Во поле береза бушевала,
Во поле кудрява бушевала…
 
   Пытаясь расширить песню до малой музыкальной драмы, Евстигнеюшка кинулся бежать. На ходу себя спросил: «Куда, мол, бежишь, Есёк?» Сам себе и ответил: «Домой, в Академию!» Тут же, на бегу, уразумел: Академия отнюдь не дом родной! А тогда как? Тогда что? Вот завершит он обучение – и куда денется, где головушку преклонит?
   Размышлять на бегу было неспособно. Перво-наперво следовало добраться до клавикордов или до стола и песню гармонизовать, придать ей благообразный вид. А уж потом раздвигать и расширять ее до песенной драмы. Или…

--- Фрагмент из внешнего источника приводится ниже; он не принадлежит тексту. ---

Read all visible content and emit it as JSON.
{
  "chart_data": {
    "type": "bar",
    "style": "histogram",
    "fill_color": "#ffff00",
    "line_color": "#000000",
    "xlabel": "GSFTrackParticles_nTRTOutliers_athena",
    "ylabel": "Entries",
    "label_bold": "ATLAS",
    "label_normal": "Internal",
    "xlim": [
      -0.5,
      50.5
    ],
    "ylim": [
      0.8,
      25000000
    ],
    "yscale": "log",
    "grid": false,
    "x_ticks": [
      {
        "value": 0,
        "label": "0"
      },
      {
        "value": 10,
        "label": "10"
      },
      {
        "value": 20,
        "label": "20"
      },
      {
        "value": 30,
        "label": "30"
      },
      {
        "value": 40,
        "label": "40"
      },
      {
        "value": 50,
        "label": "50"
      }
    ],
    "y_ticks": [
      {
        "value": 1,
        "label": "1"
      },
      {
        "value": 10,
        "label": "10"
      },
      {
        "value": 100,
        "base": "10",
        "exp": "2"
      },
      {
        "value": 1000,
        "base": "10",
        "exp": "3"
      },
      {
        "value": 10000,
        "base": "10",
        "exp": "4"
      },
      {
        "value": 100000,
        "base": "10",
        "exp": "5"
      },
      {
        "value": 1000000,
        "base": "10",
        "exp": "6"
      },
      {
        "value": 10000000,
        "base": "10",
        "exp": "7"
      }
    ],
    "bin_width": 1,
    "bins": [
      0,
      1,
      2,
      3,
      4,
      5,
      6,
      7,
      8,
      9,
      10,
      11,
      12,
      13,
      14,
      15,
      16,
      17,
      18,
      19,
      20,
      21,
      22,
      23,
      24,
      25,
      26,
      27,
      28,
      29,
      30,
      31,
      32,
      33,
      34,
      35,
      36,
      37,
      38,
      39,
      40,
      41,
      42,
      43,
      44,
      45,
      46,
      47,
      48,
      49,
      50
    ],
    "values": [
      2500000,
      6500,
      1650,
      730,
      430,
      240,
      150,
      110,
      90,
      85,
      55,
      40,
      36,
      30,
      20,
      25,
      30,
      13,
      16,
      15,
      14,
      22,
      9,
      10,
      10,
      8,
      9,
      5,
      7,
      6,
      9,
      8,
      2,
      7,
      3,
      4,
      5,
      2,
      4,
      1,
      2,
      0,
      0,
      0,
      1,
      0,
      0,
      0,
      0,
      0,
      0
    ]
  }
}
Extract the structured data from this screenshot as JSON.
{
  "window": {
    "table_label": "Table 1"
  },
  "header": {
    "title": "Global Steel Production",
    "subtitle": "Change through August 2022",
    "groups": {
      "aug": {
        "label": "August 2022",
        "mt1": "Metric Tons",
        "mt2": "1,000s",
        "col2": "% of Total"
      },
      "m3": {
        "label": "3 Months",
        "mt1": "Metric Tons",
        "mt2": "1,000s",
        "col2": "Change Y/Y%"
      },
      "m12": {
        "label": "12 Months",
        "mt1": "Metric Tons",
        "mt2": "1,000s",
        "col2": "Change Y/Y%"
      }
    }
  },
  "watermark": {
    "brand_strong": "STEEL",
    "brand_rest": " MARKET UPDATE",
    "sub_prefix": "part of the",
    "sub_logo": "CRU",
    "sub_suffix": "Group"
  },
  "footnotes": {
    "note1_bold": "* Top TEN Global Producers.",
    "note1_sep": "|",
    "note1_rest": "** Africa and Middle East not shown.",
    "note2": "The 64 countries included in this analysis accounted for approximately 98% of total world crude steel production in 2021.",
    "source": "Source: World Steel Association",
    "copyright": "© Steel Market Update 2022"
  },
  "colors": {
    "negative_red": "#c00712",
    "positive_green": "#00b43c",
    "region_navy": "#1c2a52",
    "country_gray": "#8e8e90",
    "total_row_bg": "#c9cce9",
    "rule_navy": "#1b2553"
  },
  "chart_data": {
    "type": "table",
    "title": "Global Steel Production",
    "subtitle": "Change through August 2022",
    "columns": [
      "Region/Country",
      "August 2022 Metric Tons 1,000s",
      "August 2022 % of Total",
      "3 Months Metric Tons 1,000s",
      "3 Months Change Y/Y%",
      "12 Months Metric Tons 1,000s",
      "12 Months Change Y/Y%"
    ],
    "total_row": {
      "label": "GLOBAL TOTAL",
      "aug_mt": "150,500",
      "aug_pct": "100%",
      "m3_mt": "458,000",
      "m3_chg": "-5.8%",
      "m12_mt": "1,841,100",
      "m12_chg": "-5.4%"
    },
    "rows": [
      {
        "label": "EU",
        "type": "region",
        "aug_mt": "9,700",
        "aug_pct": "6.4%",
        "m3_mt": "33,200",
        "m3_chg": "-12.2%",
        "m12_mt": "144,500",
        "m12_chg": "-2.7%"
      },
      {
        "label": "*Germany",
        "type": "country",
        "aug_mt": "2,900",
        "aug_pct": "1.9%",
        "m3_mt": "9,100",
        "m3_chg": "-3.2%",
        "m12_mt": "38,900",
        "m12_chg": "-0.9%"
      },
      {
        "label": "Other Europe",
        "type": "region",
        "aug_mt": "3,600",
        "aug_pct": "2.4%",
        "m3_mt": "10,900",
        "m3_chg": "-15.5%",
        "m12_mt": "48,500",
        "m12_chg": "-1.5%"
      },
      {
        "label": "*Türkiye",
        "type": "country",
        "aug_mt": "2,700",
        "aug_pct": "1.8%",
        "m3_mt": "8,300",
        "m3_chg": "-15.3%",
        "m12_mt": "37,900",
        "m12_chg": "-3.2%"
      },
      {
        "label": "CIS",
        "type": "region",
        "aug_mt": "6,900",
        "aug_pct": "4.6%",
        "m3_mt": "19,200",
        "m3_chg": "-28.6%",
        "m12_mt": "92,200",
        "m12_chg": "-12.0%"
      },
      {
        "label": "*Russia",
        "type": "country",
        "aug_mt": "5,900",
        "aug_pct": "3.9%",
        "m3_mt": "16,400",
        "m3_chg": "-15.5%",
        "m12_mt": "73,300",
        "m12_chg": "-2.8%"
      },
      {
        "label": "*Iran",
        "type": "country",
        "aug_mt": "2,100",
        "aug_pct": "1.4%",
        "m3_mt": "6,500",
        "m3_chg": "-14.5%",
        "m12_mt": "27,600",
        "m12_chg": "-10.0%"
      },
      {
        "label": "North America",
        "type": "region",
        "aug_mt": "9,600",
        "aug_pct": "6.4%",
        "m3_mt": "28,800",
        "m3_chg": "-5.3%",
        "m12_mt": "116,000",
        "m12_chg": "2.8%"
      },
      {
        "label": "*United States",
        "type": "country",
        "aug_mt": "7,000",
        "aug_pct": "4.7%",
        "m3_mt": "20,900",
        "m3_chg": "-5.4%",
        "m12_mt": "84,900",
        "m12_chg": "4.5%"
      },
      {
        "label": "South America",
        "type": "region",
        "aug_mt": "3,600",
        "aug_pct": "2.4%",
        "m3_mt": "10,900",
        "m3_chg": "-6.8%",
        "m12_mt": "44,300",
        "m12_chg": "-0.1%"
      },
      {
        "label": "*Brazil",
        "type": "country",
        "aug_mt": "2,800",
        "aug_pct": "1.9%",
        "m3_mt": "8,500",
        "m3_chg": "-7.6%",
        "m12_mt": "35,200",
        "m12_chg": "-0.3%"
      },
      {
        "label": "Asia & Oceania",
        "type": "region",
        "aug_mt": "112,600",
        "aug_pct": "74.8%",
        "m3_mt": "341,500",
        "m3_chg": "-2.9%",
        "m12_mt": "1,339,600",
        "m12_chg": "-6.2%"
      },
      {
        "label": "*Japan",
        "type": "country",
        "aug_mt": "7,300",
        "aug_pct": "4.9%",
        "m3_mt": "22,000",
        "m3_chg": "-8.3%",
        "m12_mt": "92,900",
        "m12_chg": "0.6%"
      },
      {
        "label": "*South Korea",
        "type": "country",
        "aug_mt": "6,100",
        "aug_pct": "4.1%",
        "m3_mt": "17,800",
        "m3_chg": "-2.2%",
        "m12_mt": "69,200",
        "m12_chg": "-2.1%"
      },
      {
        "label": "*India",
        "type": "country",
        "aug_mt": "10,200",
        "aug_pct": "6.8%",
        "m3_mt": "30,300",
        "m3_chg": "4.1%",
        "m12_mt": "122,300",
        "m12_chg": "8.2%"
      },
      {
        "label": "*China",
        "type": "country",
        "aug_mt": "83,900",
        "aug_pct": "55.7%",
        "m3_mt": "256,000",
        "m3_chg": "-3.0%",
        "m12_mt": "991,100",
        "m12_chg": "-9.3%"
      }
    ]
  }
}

   «Сделать кантатой? Ораторией? Чем-то иным, еще мне неизвестным?»
   В таких и подобных размышлениях, в неустанных занятиях и редких посещениях консертов (неизмеримо чаще посещались комические оперы!) пробежало еще два года.
   В Академии многое переменилось: куда-то пропал Ключ-Соль, был послан в Италию за казенный кошт ставший на время малоразговорчивым и сурьезным Петруша Скоков. Еще два воспитанника подались к езуитам. Перестала являться в стенах Академии Алымушка. И только Иван Иванович Бецкой (или, как чаще звали его меж собой воспитанники, Бецков) неизменно оставался при художествах, ведал наиважнейшим делом воспитания юношества!
   Приспел сентябрь 1780-го. Был тот сентябрь, как всегда, тепл, а от листвы красноват.
   Тут-то и случилось нечто не весьма вразумительное, но весьма неприятное.
   Евстигней Ипатьев (теперь чаще прозываемый Фомин) пропал. То есть нагло и по-дурацки из-под надзору наставников, смотрителей, дядек – и даже самого конференц-секретаря Академии Христиана-Фридриха Фелькнера – исчез.
   Стали искать – не отыскался. Тогда – чуть повременив – искать бросили. Вознегодовали, плюнули и растерли. Чай, не дворянский сын!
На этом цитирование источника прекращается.